State Sen. Andrew Zwicker and state Senate Majority Leader Teresa Ruiz are striking back against what they call a “vocal minority” of parents who are trying to get certain books taken off the shelves of school and public libraries.
Conservative parent groups across the country have been targeting books that grapple with topics such as sexual identity, LGBTQ+ themes and racism.
Zwicker says that the Democrats behind the bill are championing free speech.
“This is about, truly, parental freedom, right? And fighting for that parental freedom. And saying that you get a decision for your family, I get a decision for my family - I'm the parent of three - and other people do not tell us what we can and cannot do,” Zwicker says.
The ban on book banning would apply to both school and public libraries – any library that receives state funding. The bill would mean that any library that bans or restricts access to a book or other resource could get its state funding pulled.

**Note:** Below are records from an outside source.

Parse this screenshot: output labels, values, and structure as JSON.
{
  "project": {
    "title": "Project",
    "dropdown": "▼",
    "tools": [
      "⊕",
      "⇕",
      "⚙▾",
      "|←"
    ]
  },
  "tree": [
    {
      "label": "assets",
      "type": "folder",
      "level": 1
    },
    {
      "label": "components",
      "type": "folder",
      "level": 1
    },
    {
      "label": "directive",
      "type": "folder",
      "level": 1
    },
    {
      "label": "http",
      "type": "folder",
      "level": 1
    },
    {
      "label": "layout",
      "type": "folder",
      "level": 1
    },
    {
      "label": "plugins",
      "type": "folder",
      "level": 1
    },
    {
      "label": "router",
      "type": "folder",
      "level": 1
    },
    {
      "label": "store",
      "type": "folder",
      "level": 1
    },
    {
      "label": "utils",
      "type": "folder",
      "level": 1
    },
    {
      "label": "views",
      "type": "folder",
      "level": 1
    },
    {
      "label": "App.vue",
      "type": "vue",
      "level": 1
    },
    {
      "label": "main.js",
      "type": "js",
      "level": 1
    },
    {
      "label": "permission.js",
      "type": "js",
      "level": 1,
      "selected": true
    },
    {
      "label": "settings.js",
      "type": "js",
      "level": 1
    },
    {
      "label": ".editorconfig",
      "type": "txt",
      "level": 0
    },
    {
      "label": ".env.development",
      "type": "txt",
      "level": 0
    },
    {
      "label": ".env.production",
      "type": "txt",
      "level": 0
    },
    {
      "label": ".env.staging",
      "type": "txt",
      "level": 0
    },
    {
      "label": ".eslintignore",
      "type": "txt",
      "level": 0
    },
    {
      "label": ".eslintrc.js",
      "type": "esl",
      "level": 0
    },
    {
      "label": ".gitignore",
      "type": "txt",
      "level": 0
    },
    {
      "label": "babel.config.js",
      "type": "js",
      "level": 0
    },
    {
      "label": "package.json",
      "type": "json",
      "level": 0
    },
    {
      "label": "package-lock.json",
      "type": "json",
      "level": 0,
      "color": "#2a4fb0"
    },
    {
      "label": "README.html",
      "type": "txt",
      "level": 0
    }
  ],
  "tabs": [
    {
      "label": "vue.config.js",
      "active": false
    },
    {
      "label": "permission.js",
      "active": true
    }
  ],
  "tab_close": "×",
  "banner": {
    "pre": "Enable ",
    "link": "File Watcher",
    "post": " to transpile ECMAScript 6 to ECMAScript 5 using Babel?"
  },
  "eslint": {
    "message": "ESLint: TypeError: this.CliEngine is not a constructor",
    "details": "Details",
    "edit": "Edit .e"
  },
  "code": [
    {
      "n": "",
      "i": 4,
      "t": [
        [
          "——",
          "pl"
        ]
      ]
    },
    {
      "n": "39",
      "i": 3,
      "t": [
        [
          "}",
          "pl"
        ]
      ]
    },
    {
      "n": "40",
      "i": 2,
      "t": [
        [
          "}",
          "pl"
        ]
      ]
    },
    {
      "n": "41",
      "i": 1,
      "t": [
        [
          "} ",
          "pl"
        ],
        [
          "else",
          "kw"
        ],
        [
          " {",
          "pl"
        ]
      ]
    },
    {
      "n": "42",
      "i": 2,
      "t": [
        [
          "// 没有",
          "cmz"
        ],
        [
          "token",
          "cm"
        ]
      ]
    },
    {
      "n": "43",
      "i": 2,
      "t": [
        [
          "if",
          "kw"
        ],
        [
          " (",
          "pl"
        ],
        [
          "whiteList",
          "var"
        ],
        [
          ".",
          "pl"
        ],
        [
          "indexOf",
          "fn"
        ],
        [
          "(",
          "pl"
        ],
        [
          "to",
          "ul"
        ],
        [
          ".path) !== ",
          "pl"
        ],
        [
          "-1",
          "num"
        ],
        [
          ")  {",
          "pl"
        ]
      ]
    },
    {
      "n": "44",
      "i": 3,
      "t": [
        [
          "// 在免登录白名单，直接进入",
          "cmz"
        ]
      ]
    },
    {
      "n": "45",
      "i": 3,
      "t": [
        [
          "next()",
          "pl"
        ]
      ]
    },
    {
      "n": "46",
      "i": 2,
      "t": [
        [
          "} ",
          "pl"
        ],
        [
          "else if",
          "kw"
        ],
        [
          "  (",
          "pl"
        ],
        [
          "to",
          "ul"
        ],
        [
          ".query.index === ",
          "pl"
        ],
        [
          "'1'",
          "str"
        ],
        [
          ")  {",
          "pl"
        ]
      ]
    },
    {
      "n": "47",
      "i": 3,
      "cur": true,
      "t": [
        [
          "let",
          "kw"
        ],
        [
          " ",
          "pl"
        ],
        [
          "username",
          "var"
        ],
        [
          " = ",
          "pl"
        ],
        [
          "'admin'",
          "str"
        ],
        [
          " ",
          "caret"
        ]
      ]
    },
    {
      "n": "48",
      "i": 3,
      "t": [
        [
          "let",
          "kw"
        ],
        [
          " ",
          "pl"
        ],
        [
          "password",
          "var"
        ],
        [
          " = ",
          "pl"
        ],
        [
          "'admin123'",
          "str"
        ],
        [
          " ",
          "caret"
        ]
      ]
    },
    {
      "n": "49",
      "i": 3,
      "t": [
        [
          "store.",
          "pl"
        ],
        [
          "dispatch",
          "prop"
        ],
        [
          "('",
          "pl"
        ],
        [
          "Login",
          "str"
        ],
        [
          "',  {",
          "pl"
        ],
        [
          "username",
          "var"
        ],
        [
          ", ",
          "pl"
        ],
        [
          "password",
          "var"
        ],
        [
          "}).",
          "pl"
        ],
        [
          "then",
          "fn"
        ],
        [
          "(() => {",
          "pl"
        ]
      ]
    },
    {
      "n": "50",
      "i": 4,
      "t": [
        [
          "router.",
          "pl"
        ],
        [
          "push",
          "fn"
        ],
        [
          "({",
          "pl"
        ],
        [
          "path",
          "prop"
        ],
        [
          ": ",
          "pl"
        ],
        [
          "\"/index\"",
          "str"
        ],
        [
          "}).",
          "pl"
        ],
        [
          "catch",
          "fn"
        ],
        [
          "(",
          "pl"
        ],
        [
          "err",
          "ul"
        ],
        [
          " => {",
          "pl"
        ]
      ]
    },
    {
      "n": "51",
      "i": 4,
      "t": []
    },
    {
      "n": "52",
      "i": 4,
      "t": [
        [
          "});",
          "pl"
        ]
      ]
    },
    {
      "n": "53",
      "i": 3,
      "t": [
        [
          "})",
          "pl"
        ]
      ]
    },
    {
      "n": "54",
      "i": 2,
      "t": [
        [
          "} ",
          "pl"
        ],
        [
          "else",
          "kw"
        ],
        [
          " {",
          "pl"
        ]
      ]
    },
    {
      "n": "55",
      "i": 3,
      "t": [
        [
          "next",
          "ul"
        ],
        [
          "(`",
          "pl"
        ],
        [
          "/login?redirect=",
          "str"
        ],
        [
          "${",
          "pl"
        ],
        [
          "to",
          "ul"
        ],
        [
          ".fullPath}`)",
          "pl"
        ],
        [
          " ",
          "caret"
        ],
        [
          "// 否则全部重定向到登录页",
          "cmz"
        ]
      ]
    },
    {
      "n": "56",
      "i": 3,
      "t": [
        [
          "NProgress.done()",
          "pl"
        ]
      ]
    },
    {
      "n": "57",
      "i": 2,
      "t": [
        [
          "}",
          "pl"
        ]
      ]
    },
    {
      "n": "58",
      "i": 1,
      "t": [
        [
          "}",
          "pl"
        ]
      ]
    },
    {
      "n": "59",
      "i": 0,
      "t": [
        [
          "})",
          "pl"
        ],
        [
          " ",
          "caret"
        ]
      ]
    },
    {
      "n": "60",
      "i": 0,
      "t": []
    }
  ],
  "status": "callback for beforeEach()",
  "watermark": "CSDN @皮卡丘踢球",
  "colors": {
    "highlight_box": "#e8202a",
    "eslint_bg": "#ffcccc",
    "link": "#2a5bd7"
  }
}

Zwicker says pulling funding would not be the first option lawmakers would go with and that it probably would not mean all funding would be pulled.
Parents in Hamilton, Roxbury and Hunterdon County have flooded school board meetings objecting to books such as “Gender Queer,” “Beloved” and “The Bluest Eye.”
Republican state Sen. Holly Schepisi says that if one could get in trouble with human resources at work for showing around a copy of a book or graphic novel, then it shouldn’t be on the shelves of a middle school library.
“I think where the greatest controversy comes into play is just the really significant adult sexual themes in some of these books,” Schepisi says. “They would make you blush, and you’re an adult.”
Zwicker says that Gov. Phil Murphy’s office is open to the idea of the bill but wants to see more specifics before signing on.
Zwicker hopes to make the bill a law by the end of 2023.